DRM can be good thing
One of my most prized possessions is my bookshelf. It takes up an entire wall and is as much a self-portrait as any painting I could muster. I love lending books to friends, and quite often lose track of them, never to be seen again. I could do as some do and put my name on the inside cover, but don't always have the presence of mind to do so.
Anyhow, DRM has the potential not only to benefit the rights of the publisher but also the rights of the consumer. What if I could buy a cheap eBook with DRM locked down that prevents me lending it to others. Now, what if I could buy a slightly more expensive version that allows me to lend it to others. Going on from that, what if I could charge people for borrowing my books? Amazon surely has the potential to organise such a marketplace and, by charging a percentage, profit from it.
Public Libraries could negotiate special deals with publishers or resellers such as Amazon to pay not for the book but for the number of times it's borrowed. No more having to shell out for books that nobody borrows.
Whilst eBooks would surely be most efficiently distributed online, there will still be a need for public libraries to provide ICT equipment (such as the eBook readers themselves) and to instead become centres of local learning and knowledge.
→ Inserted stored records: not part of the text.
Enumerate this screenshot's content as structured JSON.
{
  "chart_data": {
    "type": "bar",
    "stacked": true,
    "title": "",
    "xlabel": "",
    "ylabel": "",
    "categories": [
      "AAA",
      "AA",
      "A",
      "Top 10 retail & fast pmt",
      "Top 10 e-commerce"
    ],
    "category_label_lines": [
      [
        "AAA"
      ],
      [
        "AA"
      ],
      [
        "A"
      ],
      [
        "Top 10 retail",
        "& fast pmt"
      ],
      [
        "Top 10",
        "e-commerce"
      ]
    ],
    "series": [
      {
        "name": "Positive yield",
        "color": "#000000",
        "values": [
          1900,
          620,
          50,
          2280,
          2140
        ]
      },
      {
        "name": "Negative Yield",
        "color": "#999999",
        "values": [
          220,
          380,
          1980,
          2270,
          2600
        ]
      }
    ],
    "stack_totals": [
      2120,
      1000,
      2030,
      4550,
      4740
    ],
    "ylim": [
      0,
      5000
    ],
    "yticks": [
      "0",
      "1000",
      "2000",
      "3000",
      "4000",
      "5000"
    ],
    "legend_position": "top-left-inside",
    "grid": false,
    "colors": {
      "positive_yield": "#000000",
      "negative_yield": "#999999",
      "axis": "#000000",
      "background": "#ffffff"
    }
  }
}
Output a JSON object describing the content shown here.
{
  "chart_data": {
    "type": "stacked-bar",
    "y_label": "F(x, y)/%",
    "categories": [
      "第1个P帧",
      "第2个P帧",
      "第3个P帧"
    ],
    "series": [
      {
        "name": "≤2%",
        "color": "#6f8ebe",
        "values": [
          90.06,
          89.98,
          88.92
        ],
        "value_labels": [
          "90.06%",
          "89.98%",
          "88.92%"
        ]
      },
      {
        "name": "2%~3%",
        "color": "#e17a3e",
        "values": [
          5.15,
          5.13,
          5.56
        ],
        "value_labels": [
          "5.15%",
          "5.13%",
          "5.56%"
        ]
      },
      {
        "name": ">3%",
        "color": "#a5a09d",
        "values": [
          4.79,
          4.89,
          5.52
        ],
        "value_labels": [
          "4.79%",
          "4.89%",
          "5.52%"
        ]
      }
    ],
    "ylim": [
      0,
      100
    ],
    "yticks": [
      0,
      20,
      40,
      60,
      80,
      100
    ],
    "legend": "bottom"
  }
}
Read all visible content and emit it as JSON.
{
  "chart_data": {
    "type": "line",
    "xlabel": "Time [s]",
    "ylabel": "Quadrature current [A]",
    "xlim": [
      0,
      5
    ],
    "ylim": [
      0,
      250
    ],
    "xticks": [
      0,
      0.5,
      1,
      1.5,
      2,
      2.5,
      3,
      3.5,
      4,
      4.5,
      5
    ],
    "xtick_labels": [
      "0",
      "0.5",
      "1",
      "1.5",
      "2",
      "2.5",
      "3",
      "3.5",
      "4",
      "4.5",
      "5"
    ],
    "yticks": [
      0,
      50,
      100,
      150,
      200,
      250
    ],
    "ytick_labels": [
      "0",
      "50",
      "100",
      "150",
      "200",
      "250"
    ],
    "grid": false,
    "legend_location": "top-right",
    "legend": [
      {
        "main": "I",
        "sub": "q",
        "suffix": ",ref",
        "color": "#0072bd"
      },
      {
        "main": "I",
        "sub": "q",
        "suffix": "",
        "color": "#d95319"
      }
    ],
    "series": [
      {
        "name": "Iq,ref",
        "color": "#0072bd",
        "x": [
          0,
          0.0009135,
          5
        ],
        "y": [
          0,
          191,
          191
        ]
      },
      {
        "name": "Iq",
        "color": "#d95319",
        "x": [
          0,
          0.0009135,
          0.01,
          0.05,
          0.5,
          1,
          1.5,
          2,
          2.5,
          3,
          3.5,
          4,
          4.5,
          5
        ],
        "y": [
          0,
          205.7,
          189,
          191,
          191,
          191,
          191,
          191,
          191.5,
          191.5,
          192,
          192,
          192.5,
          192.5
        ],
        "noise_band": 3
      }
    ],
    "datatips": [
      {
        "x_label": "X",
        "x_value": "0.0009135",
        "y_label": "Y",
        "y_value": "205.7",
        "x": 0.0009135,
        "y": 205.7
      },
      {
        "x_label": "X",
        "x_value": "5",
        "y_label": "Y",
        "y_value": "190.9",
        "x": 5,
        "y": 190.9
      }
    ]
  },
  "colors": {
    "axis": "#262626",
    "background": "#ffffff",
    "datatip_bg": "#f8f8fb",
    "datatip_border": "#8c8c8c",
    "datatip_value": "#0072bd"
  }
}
And even when this utopia arrives, I will retain my bookshelf because there is something about a bookshelf that I will always like. I was more than happy to get rid of my shelf of CDs and VHS, but the shelf of well-thumbed Lonely Planet guides filled with photos and postcards of places we've visited are a rich reminder of travels past. The various signed copies (including a very special copy of Bear Grylls' Facing Up which includes an extra hand-written note noting the time he met my wife on Everest) and the OS maps that have worn thin through being folded and re-folded on various expeditions over the years are all irreplaceable and whilst I can access digital versions of all of them, the dead-tree versions contain sentiment that cannot be replaced.
Bring on DRM! Long live the paper book!